Supplementing Retirement Income: Some types of life insurance, such as permanent life insurance policies with a cash value component, can serve as a tax-advantaged savings vehicle that you can tap into during retirement to supplement your income or cover unexpected expenses.

 

Charitable Giving: Life insurance can be used as a tool for charitable giving by naming a charity as the beneficiary of your policy, allowing you to support causes that are important to you even after you're gone.

Insurance to protect your income

Disability Insurance:  Provides income replacement if you become disabled and are unable to work due to illness or injury. 

Critical Illness Insurance: Pays a lump sum benefit if you are diagnosed with a covered critical illness such as cancer, heart attack, stroke, or organ failure.
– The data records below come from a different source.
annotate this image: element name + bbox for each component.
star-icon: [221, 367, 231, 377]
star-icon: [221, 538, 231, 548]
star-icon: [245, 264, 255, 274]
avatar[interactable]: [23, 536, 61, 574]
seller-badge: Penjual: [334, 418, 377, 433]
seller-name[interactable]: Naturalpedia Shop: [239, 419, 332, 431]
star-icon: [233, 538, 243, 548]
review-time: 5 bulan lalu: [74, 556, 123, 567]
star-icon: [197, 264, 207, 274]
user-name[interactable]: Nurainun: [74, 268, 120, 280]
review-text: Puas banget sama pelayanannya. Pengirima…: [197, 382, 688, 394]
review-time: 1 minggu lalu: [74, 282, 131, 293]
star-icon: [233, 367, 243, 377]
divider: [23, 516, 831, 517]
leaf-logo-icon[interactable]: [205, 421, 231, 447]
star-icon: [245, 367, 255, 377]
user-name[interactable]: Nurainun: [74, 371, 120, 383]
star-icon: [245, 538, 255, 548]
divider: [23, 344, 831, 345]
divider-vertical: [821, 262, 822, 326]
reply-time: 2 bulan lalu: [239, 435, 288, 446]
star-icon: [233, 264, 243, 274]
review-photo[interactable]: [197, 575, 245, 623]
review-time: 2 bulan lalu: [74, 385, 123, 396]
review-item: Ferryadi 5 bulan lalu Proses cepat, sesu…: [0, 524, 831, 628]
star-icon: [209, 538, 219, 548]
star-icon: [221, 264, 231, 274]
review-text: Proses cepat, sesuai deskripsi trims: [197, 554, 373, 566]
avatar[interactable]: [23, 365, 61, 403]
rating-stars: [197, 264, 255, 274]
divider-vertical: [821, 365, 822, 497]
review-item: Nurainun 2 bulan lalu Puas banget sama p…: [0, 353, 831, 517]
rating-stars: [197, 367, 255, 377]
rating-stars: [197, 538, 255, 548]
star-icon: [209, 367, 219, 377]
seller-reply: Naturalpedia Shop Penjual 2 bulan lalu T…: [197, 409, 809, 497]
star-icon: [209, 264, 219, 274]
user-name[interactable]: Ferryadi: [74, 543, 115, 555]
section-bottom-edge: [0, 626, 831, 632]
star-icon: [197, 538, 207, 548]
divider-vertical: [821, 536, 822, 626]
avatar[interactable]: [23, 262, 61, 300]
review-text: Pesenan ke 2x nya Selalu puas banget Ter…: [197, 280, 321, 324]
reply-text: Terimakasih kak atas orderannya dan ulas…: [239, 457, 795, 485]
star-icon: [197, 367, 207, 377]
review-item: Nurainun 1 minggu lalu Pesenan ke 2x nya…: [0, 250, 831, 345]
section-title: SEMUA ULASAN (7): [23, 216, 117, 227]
This lump sum payment can help cover medical expenses, lost income, and other financial needs during your recovery.

Mortgage Protection Insurance: Pays off your mortgage balance in the event of your death or disability, ensuring that your family can remain in their home without the burden of mortgage payments.

Meet Sarah: a 35-year-old graphic designer who runs her own freelance business. She's the sole provider for her family, which includes her spouse and two young children. Sarah's income is crucial for covering their mortgage, household expenses, childcare costs, and savings for her children's education.

One day, while driving to a client meeting, Sarah is involved in a serious car accident that leaves her with a severe back injury. As a result, she undergoes surgery and requires several months of physical therapy and rehabilitation. Unfortunately, Sarah's injuries prevent her from working as a graphic designer for an extended period.

Without disability insurance:
1. **Loss of Income**: Since Sarah is unable to work, her freelance income dries up, leaving her family without a steady source of income.
2. **Depletion of Savings**: Sarah and her family are forced to dip into their savings to cover living expenses and medical bills, depleting their emergency fund and future financial security.
3. **Risks to Future Goals**: Without a steady income, Sarah's family faces challenges in achieving their future goals, such as saving for retirement and funding their children's education.

With disability insurance:
1. **Income Replacement**: Sarah's disability insurance policy provides her with a monthly benefit, replacing a portion of her lost income while she's unable to work due to her disability.
2. **Financial Stability**: The disability insurance benefit helps Sarah's family maintain their standard of living by covering their mortgage, bills, and other essential expenses during her recovery.
3. **Protection of Savings**: By relying on disability insurance, Sarah's family can avoid depleting their savings and emergency fund, preserving their financial stability and future security.
4. **Peace of Mind**: Knowing that she has disability insurance coverage gives Sarah peace of mind, allowing her to focus on her recovery and rehabilitation without worrying about the financial impact on her family.